L’importanza dei ricordi

Tra le terre dell’acquese, all’approssimarsi delle prime alture, vi è un piccolo capannello di case e qua e là, sparsa nella campagna, qualche cascina.
Un paese senza importanza, Caranzano, forse nemmeno un paese, ma una base a cui fare ritorno dopo il lavoro nei campi.
L’unico indizio della sua esistenza è un cartello che indica una strada che leggermente sale tra i vigneti immersi in un paesaggio bellissimo, a cui si aggiungono i miei ricordi d’infanzia.
Nella campagna distesa e assolata che quella domenica d’inverno stranamente offriva, tornai con il mio cane e, con il pretesto di una passeggiata, potei rinverdire ciò che la memoria aveva con il tempo dimenticato.
La cascina della zia Pina, dove avevo trascorso gran parte delle domeniche della mia gioventù, giaceva solitaria tra i filari, sterili per l’inverno in corso, che si protendevano come ombre nere verso il cielo azzurro e limpido.
Nubi non v’erano, solo la scia di qualche aereo strappava quell’uniforme e candido azzurro.

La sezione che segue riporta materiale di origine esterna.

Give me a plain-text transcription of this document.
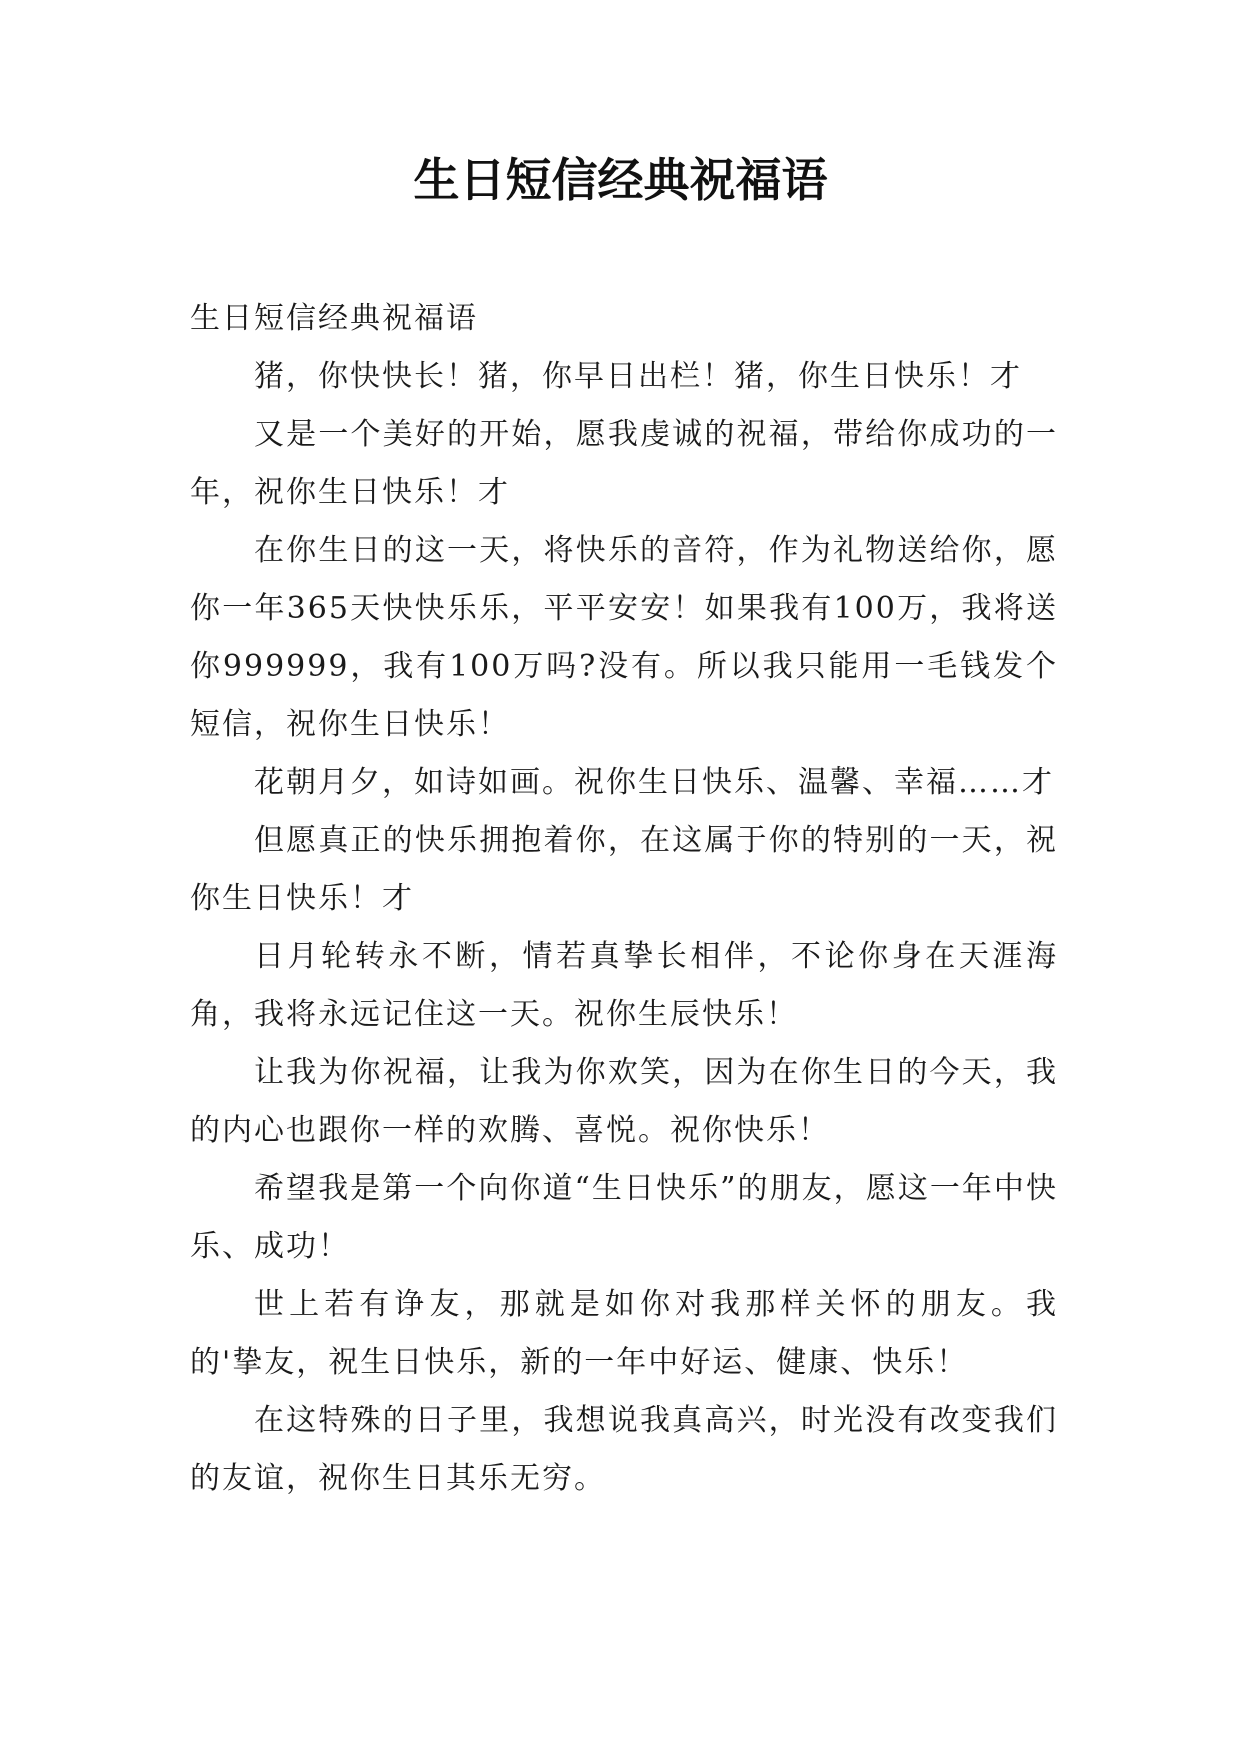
生日短信经典祝福语

生日短信经典祝福语

猪，你快快长！猪，你早日出栏！猪，你生日快乐！才

又是一个美好的开始，愿我虔诚的祝福，带给你成功的一年，祝你生日快乐！才

在你生日的这一天，将快乐的音符，作为礼物送给你，愿你一年365天快快乐乐，平平安安！如果我有100万，我将送你999999，我有100万吗?没有。所以我只能用一毛钱发个短信，祝你生日快乐！

花朝月夕，如诗如画。祝你生日快乐、温馨、幸福……才

但愿真正的快乐拥抱着你，在这属于你的特别的一天，祝你生日快乐！才

日月轮转永不断，情若真挚长相伴，不论你身在天涯海角，我将永远记住这一天。祝你生辰快乐！

让我为你祝福，让我为你欢笑，因为在你生日的今天，我的内心也跟你一样的欢腾、喜悦。祝你快乐！

希望我是第一个向你道“生日快乐”的朋友，愿这一年中快乐、成功！

世上若有诤友，那就是如你对我那样关怀的朋友。我的'挚友，祝生日快乐，新的一年中好运、健康、快乐！

在这特殊的日子里，我想说我真高兴，时光没有改变我们的友谊，祝你生日其乐无穷。
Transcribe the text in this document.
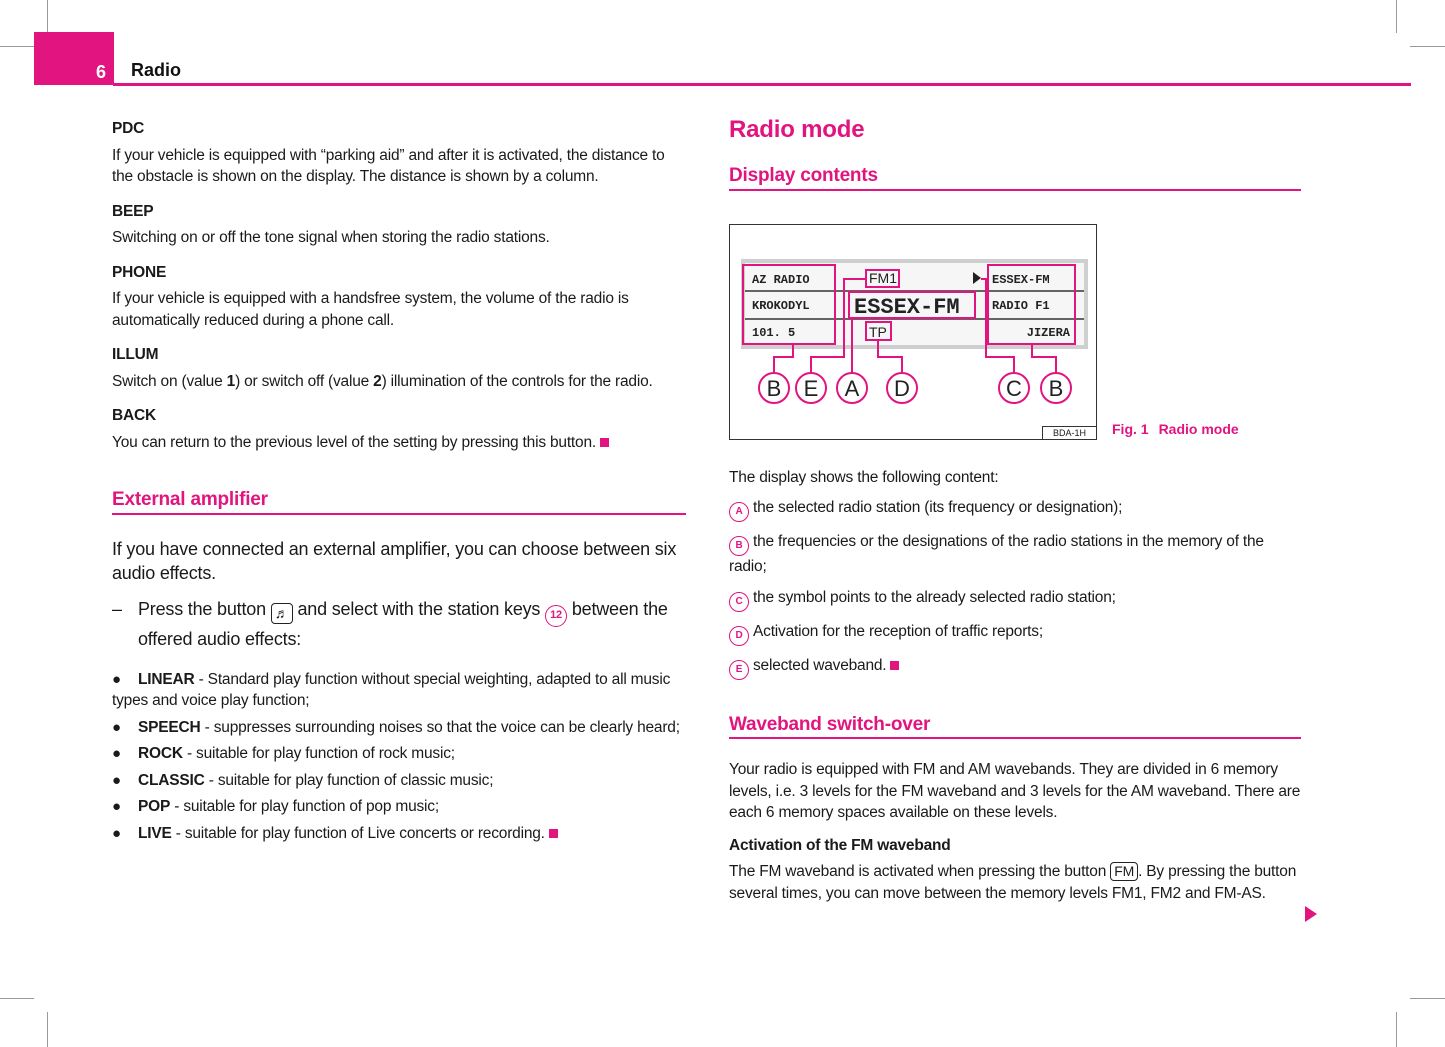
6 Radio
PDC
If your vehicle is equipped with “parking aid” and after it is activated, the distance to the obstacle is shown on the display. The distance is shown by a column.
BEEP
Switching on or off the tone signal when storing the radio stations.
PHONE
If your vehicle is equipped with a handsfree system, the volume of the radio is automatically reduced during a phone call.
ILLUM
Switch on (value 1) or switch off (value 2) illumination of the controls for the radio.
BACK
You can return to the previous level of the setting by pressing this button.
External amplifier
If you have connected an external amplifier, you can choose between six audio effects.
– Press the button ♬ and select with the station keys 12 between the offered audio effects:
● LINEAR - Standard play function without special weighting, adapted to all music types and voice play function;
● SPEECH - suppresses surrounding noises so that the voice can be clearly heard;
● ROCK - suitable for play function of rock music;
● CLASSIC - suitable for play function of classic music;
● POP - suitable for play function of pop music;
● LIVE - suitable for play function of Live concerts or recording.
Radio mode
Display contents
The display shows the following content:
A the selected radio station (its frequency or designation);
B the frequencies or the designations of the radio stations in the memory of the radio;
C the symbol points to the already selected radio station;
D Activation for the reception of traffic reports;
E selected waveband.
Waveband switch-over
Your radio is equipped with FM and AM wavebands. They are divided in 6 memory levels, i.e. 3 levels for the FM waveband and 3 levels for the AM waveband. There are each 6 memory spaces available on these levels.
Activation of the FM waveband
The FM waveband is activated when pressing the button FM . By pressing the button several times, you can move between the memory levels FM1, FM2 and FM-AS.
AZ RADIO
KROKODYL
101. 5
FM1
ESSEX-FM
TP
ESSEX-FM
RADIO F1
JIZERA
B E A D	C B
BDA-1H	Fig. 1 Radio mode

Il cane scodinzolava, felice di trascorrere il pomeriggio tra le colline, speranzoso di fiutare tra gli arbusti la tana di qualche animaletto selvatico. Le finestre della cascina erano chiuse e trasmettevano un senso di abbandono.
Sebbene l’avessero dipinta da poco, la casa non sembrava abitata e nell’aia non c’erano animali a far presumere la presenza dell’uomo. Le girai intorno e subito fui sopraffatta da quel senso di familiarità che ancora trasmetteva, come se quel luogo avesse atteso da sempre il mio ritorno.
Era come un piccolo cosmo, in mezzo ai campi coltivati, intorno cui gravitava il ricordo di quelle esistenze che più non sono, alle quali mi univa un legame di sangue .
Una dimora mesta e semplice che aveva sfamato e protetto gli sfollati della guerra, quando, lasciate le città, si partiva con le poche cose chiuse nei fagotti e si scappava lontano dalle bombe.
La cascina aveva riunito e unito sotto lo stesso tetto intere famiglie, compresa quella dei miei nonni e, come una madre comprensiva, aveva accolto e intensificato affetti e dissipato odi che insorgevano dall’inevitabile e stretta convivenza dettata dai tempi. Aveva altresì consolato disperazioni e disgrazie che quegli anni funesti riservavano a tutti senza distinzione.
In lontananza il latrare dei cani mi rammentò quelli che un tempo abitavano nella cascina. Erano cani bastardi sempre legati alla catena. Una catena lunga qualche metro su cui correva la loro libertà. Un’illusione che si interrompeva all’improvviso con il laccio che si stringeva alla gola richiamandoli all’ordine.
Ora, è davvero un piacere camminare quassù in questa tiepida giornata d’inverno, che, per assurdo, mi fa venire in mente l’estate e i ricordi che non tacciono mai.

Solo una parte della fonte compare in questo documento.